La storia
dell'uomo che salvò 5000 ebrei dalle camere a gas. Mentre Israele,
Spagna, Ungheria e Usa lo premiavano per la sua impresa, in Italia viveva
senza pensione
La
fiction in due puntate che la Rai ha mandato in onda racconta
l’impresa di un uomo schivo che fino ad undici anni fa i libri di storia contemporanea
non raccontavano. Giorgio Perlasca, ad 82 anni, viveva con la moglie,
senza una pensione, in un appartamentino in affitto a Padova. Era un eroe,
ma chi lo sapeva?
Poi, nel 1989, un senatore scrisse al
capo dello Stato per concedere almeno un vitalizio a quell’uomo che
Israele, Stati Uniti, Spagna e Ungheria premiavano con tutti gli onori,
uomo “giusto tra i giusti”, salvatore di vite umane, cinque mila ebrei
destinati alle camere a gas. Poco dopo, uscì un libro che raccontò
l’imprese di quel fascista che a Budapest si inventò l’impossibile:
si era spacciato per il console spagnolo e aveva fatto arrivare migliaia
di documenti falsi per gli ebrei ungheresi che riuscirono a scampare alla
deportazione ad Auschwitz.
Una bella storia e un bel libro,
"La banalità del bene", ma che senza la potenza del
cinema americano, sarebbe rimasta ancora nell’ombra: quando il film
“Schindler List”, sbancò i botteghini mondiali, l’Italia riconobbe
finalmente il suo eroe che morì tre anni dopo, nel 1992.

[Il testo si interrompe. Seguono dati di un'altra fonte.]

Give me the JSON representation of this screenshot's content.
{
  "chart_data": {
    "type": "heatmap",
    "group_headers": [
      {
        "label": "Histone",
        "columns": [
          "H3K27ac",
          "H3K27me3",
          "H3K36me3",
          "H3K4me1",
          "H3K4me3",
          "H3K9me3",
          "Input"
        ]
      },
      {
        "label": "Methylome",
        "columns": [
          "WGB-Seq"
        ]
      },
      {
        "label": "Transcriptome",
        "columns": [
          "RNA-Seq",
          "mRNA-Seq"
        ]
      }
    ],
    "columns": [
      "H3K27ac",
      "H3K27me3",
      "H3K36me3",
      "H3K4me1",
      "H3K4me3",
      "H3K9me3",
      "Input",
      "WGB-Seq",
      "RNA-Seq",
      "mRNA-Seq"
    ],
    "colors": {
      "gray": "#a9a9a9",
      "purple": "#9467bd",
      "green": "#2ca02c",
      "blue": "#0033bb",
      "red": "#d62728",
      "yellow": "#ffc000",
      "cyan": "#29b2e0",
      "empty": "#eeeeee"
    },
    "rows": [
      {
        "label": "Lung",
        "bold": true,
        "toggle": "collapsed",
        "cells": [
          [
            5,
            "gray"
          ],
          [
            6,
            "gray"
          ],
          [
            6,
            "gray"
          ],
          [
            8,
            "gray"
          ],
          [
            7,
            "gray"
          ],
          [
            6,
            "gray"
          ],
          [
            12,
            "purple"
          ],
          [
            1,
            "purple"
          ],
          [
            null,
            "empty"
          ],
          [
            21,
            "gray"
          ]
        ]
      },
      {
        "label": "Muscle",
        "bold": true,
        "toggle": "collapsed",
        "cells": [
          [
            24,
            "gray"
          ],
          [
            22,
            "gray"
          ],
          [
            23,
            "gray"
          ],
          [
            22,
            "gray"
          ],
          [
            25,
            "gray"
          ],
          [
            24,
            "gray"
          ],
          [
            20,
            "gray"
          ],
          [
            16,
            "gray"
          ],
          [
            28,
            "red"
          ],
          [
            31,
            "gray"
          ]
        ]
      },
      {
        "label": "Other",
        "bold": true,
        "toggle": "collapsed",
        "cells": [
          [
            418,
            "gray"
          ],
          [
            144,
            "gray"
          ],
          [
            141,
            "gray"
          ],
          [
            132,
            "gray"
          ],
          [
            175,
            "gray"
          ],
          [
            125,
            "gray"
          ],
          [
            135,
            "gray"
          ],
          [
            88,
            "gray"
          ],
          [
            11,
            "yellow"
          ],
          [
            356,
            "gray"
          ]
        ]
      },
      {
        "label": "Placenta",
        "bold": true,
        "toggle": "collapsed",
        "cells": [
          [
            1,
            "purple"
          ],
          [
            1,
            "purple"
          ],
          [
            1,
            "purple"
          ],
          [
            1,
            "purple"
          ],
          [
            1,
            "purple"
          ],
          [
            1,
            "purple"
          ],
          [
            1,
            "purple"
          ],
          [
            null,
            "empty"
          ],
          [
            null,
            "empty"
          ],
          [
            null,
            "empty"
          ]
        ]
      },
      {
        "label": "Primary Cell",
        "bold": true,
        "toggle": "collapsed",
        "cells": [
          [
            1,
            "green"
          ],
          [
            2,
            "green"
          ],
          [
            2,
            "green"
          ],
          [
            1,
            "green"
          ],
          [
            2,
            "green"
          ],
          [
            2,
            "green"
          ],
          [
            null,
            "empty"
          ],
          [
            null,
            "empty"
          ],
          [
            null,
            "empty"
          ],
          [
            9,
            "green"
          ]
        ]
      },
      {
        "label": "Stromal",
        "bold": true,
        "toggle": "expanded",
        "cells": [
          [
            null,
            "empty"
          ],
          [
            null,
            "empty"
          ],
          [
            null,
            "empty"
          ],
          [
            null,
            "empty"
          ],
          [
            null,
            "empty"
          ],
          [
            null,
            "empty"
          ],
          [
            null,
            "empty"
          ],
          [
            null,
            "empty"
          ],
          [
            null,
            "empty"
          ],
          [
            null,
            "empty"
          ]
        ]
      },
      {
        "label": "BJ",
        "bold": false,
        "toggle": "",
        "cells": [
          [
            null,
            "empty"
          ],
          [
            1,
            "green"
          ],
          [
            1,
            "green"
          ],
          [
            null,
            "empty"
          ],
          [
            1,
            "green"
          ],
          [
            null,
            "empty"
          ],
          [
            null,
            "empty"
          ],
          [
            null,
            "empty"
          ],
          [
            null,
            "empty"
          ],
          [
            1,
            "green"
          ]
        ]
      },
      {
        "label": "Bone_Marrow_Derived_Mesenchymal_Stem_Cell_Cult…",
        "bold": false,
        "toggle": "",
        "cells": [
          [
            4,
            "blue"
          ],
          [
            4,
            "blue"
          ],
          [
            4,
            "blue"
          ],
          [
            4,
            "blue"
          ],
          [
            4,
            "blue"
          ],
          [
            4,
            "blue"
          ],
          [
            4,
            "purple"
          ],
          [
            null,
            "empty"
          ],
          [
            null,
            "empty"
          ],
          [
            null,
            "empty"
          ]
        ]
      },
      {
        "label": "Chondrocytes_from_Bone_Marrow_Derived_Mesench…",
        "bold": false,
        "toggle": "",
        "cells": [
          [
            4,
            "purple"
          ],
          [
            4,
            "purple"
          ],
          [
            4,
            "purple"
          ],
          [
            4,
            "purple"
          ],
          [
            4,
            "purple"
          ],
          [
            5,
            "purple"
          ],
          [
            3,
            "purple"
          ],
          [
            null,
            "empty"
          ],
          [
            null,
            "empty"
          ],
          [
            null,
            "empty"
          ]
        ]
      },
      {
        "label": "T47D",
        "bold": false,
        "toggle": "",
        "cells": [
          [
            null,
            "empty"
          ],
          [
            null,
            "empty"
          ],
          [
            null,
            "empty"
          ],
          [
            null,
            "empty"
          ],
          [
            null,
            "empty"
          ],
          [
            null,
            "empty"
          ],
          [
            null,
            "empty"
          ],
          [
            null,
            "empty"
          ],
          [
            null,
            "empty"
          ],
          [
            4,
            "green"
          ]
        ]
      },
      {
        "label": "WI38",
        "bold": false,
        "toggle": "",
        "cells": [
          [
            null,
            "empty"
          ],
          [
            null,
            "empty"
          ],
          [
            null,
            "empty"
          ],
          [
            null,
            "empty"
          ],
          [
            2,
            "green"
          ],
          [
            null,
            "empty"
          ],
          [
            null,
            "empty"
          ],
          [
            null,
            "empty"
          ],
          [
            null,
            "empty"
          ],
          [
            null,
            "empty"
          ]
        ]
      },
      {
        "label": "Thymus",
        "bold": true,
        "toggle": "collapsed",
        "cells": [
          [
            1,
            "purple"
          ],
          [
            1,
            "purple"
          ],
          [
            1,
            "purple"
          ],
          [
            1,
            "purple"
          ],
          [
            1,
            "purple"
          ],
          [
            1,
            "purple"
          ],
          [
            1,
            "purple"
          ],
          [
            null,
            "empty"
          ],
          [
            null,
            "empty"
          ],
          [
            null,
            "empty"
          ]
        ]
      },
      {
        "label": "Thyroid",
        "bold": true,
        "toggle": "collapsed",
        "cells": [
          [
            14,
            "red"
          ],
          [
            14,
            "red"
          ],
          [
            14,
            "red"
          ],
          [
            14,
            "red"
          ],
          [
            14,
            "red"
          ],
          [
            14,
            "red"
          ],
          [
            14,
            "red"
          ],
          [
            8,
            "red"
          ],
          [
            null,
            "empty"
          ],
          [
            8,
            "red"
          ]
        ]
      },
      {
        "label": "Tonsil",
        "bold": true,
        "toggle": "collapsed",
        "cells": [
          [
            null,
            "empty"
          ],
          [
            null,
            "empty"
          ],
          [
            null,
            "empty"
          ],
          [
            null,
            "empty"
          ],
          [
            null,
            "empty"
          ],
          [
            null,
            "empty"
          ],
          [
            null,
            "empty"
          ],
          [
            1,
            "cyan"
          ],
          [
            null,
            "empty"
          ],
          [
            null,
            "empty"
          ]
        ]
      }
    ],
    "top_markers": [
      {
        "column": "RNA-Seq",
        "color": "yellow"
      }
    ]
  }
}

Ignorato dalla maggior parte dei
media, Perlasca venne intervistato da Giovanni Minoli nell'aprile del
1990, che gli dedicò una puntata speciale di "Mixer" (che
trovate, divisa in quattro parti, in allegato a questo articolo,
insieme alla testimonianza di Giovanni Minoli), realizzata con la
collaborazione di Enrico Deaglio, che fece scoprire il personaggio in
Italia, tre anni prima del film di Steven Spielberg.
Anche la politica ebbe
la sua parte per diffondere il nome e la storia di quell’eroe anonimo.
Quando il segretario del Msi Gianfranco Fini a Fiuggi, diede vita ad
Alleanza Nazionale, i giornalisti correvano dal figlio di Perlasca,
iscritto al partito, per chiedere un commento e certificare l’autenticità
della svolta politica. Corsi e ricorsi della storia, quando l’anteprima
del film è stata presentata nei giorni scorsi a Montecitorio, tra i primi
posti sedeva proprio Gianfranco Fini, ora vicepremier, a due passi dal
rabbino capo della comunità ebraica italiana.
Ma come era finito a Budapest, Perlasca? Era
stato mandato al confine durante il fascismo per non aver
riconosciuto la Repubblica di Salò e nel 1944 viaggiò fino
alla sede dell'ambasciata iberica a Budapest, grazie ad un attestato di
benemerenza conquistato per essere stato combattente della Guerra di
Spagna.
Nel momento in cui il
personale spagnolo fu costretto ad abbandonare Budapest, per non aver
riconosciuto il governo d'occupazione instauratosi nella capitale
ungherese, Perlasca decise invece di restare nella sede diplomatica e si
spacciò come ambasciatore di Spagna. Lo stratagemma riuscì e in questo
modo Perlasca, sfruttando la possibilità di proteggere gli ebrei
spagnoli, riuscì a far arrivare documenti che attestavano la cittadinanza
iberica a circa 5200 ebrei che si trovavano nel ghetto di Budapest, in
attesa di essere mandati ai campi di sterminio.